To specify the starting dataset, use either --bfile/--gen/--sp/--speed <prefix> to provide a single dataset, or --mbfile/--mgen/--msp/--mspeed <prefix_list> to provide multiple datasets. For the latter, you should use --common-samples <YES/NO> and --common-preds <YES/NO> to specify whether to use all samples / predictors, or only those common to all datasets. To filter predictors based on allele frequency, variance or missingness, see the Data Filtering options.

As well as to filter or merge datasets, these arguments can be used to convert the genotype codings (see below), or to convert datasets from one format to another. Be aware that some conversions will require loss of information.
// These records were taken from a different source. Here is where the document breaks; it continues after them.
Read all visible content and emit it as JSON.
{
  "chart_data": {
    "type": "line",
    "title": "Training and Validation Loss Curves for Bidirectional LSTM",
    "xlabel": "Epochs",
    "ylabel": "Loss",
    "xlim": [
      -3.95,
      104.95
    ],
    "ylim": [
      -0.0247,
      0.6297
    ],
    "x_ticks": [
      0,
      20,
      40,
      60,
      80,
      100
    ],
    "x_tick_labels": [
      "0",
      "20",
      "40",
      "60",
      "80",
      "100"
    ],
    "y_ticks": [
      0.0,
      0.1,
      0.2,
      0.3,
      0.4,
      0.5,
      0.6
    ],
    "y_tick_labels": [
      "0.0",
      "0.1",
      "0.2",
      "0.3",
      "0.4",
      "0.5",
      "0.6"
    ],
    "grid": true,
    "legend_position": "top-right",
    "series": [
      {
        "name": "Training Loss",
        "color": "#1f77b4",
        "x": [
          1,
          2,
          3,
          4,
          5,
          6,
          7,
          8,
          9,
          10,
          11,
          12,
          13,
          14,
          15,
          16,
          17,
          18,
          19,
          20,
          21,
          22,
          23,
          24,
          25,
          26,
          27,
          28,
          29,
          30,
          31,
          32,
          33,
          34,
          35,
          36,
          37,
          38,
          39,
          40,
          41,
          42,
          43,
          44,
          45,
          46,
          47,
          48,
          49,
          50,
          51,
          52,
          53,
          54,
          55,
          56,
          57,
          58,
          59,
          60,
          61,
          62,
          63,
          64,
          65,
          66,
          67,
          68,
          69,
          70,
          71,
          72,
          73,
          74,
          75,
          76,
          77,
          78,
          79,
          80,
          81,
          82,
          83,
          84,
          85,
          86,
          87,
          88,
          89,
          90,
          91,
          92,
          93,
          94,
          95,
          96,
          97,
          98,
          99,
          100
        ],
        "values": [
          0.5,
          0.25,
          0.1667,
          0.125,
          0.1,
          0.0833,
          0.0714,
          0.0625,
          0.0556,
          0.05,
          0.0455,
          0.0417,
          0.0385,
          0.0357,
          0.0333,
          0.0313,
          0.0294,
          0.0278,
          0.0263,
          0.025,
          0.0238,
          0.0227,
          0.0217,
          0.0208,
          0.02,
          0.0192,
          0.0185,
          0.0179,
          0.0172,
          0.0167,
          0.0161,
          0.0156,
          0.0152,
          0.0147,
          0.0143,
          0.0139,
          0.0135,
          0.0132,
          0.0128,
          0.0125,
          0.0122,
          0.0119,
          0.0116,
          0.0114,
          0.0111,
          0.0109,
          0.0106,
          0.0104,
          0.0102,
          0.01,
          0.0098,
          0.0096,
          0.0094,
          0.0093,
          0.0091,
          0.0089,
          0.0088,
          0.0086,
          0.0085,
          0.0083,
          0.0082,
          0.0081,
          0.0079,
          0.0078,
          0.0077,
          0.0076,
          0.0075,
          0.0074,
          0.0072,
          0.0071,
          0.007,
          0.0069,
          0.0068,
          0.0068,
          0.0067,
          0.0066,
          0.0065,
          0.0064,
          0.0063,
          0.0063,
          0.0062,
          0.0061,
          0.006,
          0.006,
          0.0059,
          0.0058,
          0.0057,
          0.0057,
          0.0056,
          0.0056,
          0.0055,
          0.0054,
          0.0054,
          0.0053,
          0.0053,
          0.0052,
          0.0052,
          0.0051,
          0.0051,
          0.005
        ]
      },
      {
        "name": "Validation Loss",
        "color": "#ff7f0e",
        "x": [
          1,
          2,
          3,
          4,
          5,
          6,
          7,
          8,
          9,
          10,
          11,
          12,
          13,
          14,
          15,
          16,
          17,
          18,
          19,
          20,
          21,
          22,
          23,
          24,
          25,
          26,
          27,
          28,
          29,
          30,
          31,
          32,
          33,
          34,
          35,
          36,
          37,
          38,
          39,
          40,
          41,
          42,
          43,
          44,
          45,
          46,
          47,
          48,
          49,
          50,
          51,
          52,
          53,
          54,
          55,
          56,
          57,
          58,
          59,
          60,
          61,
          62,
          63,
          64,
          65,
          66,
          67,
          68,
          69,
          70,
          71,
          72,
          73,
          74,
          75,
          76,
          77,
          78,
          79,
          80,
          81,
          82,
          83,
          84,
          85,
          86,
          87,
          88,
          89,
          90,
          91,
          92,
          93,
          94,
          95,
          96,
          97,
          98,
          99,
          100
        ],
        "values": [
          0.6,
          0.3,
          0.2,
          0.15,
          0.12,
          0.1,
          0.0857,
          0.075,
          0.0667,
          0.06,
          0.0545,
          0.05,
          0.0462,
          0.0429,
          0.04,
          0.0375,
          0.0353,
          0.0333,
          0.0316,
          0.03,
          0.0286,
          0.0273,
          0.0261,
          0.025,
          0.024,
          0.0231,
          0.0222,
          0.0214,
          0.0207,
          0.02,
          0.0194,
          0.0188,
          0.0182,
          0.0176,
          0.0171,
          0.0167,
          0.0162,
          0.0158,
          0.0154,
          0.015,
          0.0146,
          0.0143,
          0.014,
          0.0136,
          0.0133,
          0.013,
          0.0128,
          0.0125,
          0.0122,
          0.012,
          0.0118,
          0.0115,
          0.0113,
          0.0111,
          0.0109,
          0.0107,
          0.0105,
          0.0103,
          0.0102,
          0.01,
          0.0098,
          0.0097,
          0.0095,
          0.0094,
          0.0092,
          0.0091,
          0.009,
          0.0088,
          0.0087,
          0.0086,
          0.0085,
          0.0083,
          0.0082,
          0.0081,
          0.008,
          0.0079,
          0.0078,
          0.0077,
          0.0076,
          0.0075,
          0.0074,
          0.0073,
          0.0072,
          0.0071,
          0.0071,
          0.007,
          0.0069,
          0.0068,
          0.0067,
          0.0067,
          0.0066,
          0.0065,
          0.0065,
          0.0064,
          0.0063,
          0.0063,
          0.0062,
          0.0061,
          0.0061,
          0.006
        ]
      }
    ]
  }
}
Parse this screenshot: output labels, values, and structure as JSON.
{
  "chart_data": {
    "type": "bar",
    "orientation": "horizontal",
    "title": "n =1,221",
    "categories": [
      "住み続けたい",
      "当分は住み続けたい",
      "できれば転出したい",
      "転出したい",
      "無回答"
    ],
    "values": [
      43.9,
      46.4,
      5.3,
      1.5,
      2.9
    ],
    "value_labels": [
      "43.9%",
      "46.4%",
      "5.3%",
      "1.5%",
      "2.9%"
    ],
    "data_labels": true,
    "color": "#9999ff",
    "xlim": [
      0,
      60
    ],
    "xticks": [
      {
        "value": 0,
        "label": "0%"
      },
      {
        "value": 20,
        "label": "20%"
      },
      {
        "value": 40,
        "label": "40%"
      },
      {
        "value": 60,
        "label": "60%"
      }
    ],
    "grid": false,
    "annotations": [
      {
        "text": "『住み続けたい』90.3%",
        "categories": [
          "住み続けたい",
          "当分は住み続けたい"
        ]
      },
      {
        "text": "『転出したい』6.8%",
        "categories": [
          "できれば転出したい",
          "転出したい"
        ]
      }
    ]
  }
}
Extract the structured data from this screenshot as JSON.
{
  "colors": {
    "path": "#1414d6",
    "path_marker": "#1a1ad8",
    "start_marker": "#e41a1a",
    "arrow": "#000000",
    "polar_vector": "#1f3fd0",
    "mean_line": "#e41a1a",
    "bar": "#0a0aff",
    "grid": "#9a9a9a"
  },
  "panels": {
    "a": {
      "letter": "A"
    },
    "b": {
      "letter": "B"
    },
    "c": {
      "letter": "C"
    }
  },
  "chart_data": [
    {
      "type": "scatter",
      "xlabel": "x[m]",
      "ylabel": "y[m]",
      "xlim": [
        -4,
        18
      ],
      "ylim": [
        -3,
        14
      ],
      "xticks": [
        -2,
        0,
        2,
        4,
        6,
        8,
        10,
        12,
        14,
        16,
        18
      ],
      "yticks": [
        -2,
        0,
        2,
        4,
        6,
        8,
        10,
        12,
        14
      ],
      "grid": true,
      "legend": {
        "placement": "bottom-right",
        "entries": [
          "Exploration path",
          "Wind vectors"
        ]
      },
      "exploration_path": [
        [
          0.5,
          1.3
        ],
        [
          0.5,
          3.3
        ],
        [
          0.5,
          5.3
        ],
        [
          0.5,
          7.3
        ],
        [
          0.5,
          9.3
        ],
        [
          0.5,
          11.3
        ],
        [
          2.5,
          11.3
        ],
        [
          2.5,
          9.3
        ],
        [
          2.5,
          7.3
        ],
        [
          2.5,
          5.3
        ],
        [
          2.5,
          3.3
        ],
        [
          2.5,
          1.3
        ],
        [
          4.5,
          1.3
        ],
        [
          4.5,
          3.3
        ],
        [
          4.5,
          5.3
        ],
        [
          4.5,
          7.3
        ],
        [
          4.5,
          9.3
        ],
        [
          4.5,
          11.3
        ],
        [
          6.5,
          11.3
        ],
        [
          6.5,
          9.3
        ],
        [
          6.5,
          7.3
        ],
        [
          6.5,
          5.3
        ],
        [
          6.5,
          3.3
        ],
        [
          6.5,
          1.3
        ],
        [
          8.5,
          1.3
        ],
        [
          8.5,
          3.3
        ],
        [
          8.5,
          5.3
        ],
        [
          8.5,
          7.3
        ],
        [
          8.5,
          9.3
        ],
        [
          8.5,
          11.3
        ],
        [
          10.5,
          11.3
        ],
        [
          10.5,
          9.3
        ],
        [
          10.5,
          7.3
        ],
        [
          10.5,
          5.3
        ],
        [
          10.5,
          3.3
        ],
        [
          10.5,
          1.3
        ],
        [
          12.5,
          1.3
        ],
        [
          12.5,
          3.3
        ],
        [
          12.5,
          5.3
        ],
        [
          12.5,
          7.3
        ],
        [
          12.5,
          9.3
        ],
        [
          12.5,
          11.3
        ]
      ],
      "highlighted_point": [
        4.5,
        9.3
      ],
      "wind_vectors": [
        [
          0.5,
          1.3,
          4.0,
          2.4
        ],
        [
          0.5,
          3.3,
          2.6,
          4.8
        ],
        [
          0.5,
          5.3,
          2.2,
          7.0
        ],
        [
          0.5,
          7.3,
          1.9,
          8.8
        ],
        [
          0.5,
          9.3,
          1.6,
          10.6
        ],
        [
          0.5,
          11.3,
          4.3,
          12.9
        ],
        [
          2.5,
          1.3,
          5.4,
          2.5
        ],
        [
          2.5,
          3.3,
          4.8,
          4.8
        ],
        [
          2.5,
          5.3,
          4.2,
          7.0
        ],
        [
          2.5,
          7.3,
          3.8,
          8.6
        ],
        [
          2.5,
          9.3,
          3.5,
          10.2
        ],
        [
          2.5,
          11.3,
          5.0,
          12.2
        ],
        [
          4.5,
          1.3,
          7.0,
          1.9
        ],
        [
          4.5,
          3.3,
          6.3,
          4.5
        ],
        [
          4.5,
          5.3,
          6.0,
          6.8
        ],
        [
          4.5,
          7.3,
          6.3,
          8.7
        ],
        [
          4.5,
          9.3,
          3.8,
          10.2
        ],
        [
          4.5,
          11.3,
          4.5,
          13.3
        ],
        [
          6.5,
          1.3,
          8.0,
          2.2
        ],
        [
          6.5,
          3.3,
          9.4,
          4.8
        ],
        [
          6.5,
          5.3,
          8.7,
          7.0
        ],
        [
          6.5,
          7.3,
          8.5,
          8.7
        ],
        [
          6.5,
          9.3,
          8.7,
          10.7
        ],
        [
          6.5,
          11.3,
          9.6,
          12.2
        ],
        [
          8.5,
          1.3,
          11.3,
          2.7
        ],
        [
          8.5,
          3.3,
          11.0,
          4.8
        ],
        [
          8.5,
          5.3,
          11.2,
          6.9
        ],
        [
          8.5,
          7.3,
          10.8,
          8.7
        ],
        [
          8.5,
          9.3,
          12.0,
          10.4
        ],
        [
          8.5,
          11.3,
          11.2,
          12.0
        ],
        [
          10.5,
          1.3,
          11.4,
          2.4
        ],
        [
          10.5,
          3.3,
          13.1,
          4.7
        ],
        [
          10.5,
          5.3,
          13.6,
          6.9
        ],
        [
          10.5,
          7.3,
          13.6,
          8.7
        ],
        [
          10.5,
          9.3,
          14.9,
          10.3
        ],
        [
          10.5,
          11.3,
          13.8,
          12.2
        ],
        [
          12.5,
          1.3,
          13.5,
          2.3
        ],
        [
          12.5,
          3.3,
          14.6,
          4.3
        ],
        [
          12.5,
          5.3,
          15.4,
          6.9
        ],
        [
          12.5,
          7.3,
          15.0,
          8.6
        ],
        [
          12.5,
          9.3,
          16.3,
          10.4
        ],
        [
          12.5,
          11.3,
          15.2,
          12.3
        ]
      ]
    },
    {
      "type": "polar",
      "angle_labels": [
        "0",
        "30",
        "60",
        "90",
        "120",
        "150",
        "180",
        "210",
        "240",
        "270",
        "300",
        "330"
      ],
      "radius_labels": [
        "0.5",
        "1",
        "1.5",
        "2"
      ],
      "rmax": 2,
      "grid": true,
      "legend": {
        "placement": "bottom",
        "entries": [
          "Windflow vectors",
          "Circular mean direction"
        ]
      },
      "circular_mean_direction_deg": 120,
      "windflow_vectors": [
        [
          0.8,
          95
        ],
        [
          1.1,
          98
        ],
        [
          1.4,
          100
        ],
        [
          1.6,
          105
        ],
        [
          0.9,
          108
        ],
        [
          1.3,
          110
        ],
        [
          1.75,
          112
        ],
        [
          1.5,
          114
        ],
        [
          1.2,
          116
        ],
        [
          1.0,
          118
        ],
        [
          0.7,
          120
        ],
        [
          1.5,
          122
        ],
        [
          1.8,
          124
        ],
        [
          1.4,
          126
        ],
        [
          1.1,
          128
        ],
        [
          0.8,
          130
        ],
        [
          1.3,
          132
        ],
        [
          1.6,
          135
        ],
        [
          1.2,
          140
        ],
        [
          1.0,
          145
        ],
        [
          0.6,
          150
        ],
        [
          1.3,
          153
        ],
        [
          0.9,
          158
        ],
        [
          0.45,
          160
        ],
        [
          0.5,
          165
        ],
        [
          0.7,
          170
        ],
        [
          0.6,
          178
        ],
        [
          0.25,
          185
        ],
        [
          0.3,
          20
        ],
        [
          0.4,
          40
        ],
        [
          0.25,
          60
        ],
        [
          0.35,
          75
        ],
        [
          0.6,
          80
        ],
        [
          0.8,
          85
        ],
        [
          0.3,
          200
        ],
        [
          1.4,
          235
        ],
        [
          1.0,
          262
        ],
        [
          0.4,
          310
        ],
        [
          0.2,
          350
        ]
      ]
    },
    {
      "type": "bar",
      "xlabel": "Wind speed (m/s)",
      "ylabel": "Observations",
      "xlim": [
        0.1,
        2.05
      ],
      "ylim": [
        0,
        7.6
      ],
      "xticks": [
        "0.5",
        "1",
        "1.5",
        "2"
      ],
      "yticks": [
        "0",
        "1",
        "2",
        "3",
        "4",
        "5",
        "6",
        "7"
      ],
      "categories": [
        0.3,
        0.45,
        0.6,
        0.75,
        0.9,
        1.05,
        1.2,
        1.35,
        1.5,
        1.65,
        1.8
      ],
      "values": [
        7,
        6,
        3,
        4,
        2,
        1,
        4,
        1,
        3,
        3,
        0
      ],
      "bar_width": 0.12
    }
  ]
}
For example, bed format only accepts values 0, 1, 2 or NA, so if you begin with either probabilities or dosages (gen or SP format), then it will be necessary to convert to hard genotypes (for which you should use either the option --threshold or --min-prob). When converting data, by default all samples and predictors will be retained, but this can be changed using the options here.
_ _ _ _ _ _ _ _ _ _ _ _ _ _ _ _ _ _ _ _ _ _ _ _ _ _ _ _ _ _ _ _ _ _ _ _ _ _ _ _ _ _ _ _ _ _

Genotype codings: --encoding <1/2/3/4> (suitable only for hard count data)
This option determines how 0/1/2 hard genotype calls are recoded:
1 - 0/1/2 - additive model (default)
2 - 0/2/2 - dominant model
3 - 0/0/2 - recessive model
4 - 0/2/0 - heterogeneous model.

 

The following five options can be used when Making Data:

--min-maf <float> - tells LDAK to exclude predictors that have minor allele frequency (MAF) less than <float>. For heritability analyses, it is standard to restrict to common SNPs (those with MAF above, say, 0.01 or 0.005), because it is not clear how to model the heritability of rare SNPs.

--max-maf <float> - tells LDAK to exclude predictors that have minor allele frequency (MAF) more than <float>.

--min-var <float> - tells LDAK to exclude predictors which have variance less than <float>.

--min-obs <float> - tells LDAK to exclude predictors with values recorded for less than a proportion <float> of the individuals.

--min-info <float> - tells LDAK to exclude predictors with LDAK information score less than <float>. The LDAK information score estimates the correlation squared between the observed genotypes and the true genotypes; it is formally described in the Methods of our paper Reevaluation of SNP heritability in complex human traits, Nature Genetics, 2017.

Note that while --min-var and --min-obs can be used for all types of data, --min-maf and --max-maf can only be used with SNP data (all genotypes are values with [0,2]), while --min-info can only be used with SNP data that provides genotype probabilities e.g., the results from imputation).